Joel is still posting excerpts from Storyteller: The Life of Robert Louis Stevenson (see this LH post), and in RLS First Tries Writing Fiction I was struck by this tidbit:
The term “short story” seems to have been used for the first time in 1884 by the American critic Brander Matthews, to describe a distinct kind of condensed and focused narrative, as opposed to a tale that merely happens to be short.
Naturally, I wanted to find out more. Sure enough, Wikipedia says:
In 1884, Brander Matthews, the first American professor of dramatic literature, published The Philosophy of the Short-Story. During that same year, Matthews was the first one to name the emerging genre “short story”.

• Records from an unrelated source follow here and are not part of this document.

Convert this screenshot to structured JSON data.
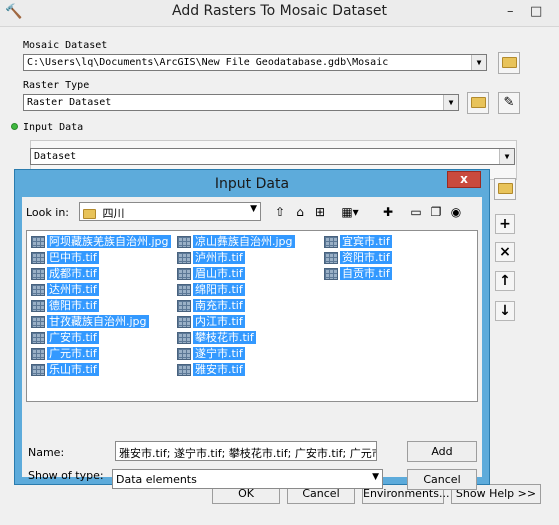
{
  "window": {
    "title": "Add Rasters To Mosaic Dataset",
    "controls": [
      "–",
      "□"
    ]
  },
  "mosaic": {
    "label": "Mosaic Dataset",
    "value": "C:\\Users\\lq\\Documents\\ArcGIS\\New File Geodatabase.gdb\\Mosaic"
  },
  "raster_type": {
    "label": "Raster Type",
    "value": "Raster Dataset"
  },
  "input_data": {
    "label": "Input Data",
    "combo_value": "Dataset"
  },
  "side_buttons": [
    "+",
    "×",
    "↑",
    "↓"
  ],
  "bottom_buttons": {
    "ok": "OK",
    "cancel": "Cancel",
    "environments": "Environments...",
    "show_help": "Show Help >>"
  },
  "dialog": {
    "title": "Input Data",
    "close": "x",
    "look_in_label": "Look in:",
    "look_in_value": "四川",
    "files_col1": [
      "阿坝藏族羌族自治州.jpg",
      "巴中市.tif",
      "成都市.tif",
      "达州市.tif",
      "德阳市.tif",
      "甘孜藏族自治州.jpg",
      "广安市.tif",
      "广元市.tif",
      "乐山市.tif"
    ],
    "files_col2": [
      "凉山彝族自治州.jpg",
      "泸州市.tif",
      "眉山市.tif",
      "绵阳市.tif",
      "南充市.tif",
      "内江市.tif",
      "攀枝花市.tif",
      "遂宁市.tif",
      "雅安市.tif"
    ],
    "files_col3": [
      "宜宾市.tif",
      "资阳市.tif",
      "自贡市.tif"
    ],
    "name_label": "Name:",
    "name_value": "雅安市.tif; 遂宁市.tif; 攀枝花市.tif; 广安市.tif; 广元市.t",
    "type_label": "Show of type:",
    "type_value": "Data elements",
    "add_button": "Add",
    "cancel_button": "Cancel"
  },
  "colors": {
    "dialog_border": "#5dabdb",
    "selection": "#3399ff",
    "close_button": "#c94a3d"
  }
}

Which is referenced to the Britannica article “Brander Matthews | American writer,” but that doesn’t mention either the book or his alleged invention of the term. So I turned to the OED, whose entry was revised just this year:
A prose work of fiction, typically able to be read in a single sitting, and (in later use) frequently conceived as a means of exploring a single incident or sequence and evoking a particular emotional response in the reader; (with the) this as a literary genre. Cf. novella n., novelette n. 1.
The proliferation of literary magazines and periodicals in the first half of the 19th cent. afforded more opportunities for self-contained, relatively short works of fiction to be published. In the Anglophone literary tradition, the artistic possibilities of this form of writing were explored and discussed by a number of writers in the mid 19th cent. (including Nathaniel Hawthorne and Edgar Allan Poe), leading to its recognition as a distinct genre by the late 19th cent. Cf. Compounds C.1, Compounds C.2 for a reflection of these developments.1822 The author of these ‘Lights and Shadows’..has published a volume of short stories, chiefly of a rural kind.
Scots Magazine July 59/21843 If I were writing a novel, this would be thought a great fault, but as it is only a short story, perhaps I shall be forgiven.
Ladies’ Cabinet August 1151877 His various books have been eminently readable, in the highest sense of the adjective, and some of his short stories have been almost without a flaw in their glittering beauty.
Independent 17 May 9/21896 The novelist who works on a large scale..is seldom master of the art of the short story.
Publishers’ Circular 25 April 447/31923 Mr H. G. Wells’s definition of the short story as a fiction that can be read in a quarter of an hour.
J. M. Murry, Pencillings 82
[…]
You will notice there’s no mention of Brander Matthews, and I’m guessing his role has been exaggerated. But the question of how to tell a mere “prose work of fiction, typically able to be read in a single sitting” from the putatively more advanced version “exploring a single incident or sequence and evoking a particular emotional response in the reader” is a nice one, and I’m not sure how one could be sure which one the citations from 1822 to 1877 were using. For that matter, I’m not sure whether I myself could tell one from the other. But then I’m not a professor or a literary critic, just a humble blogger.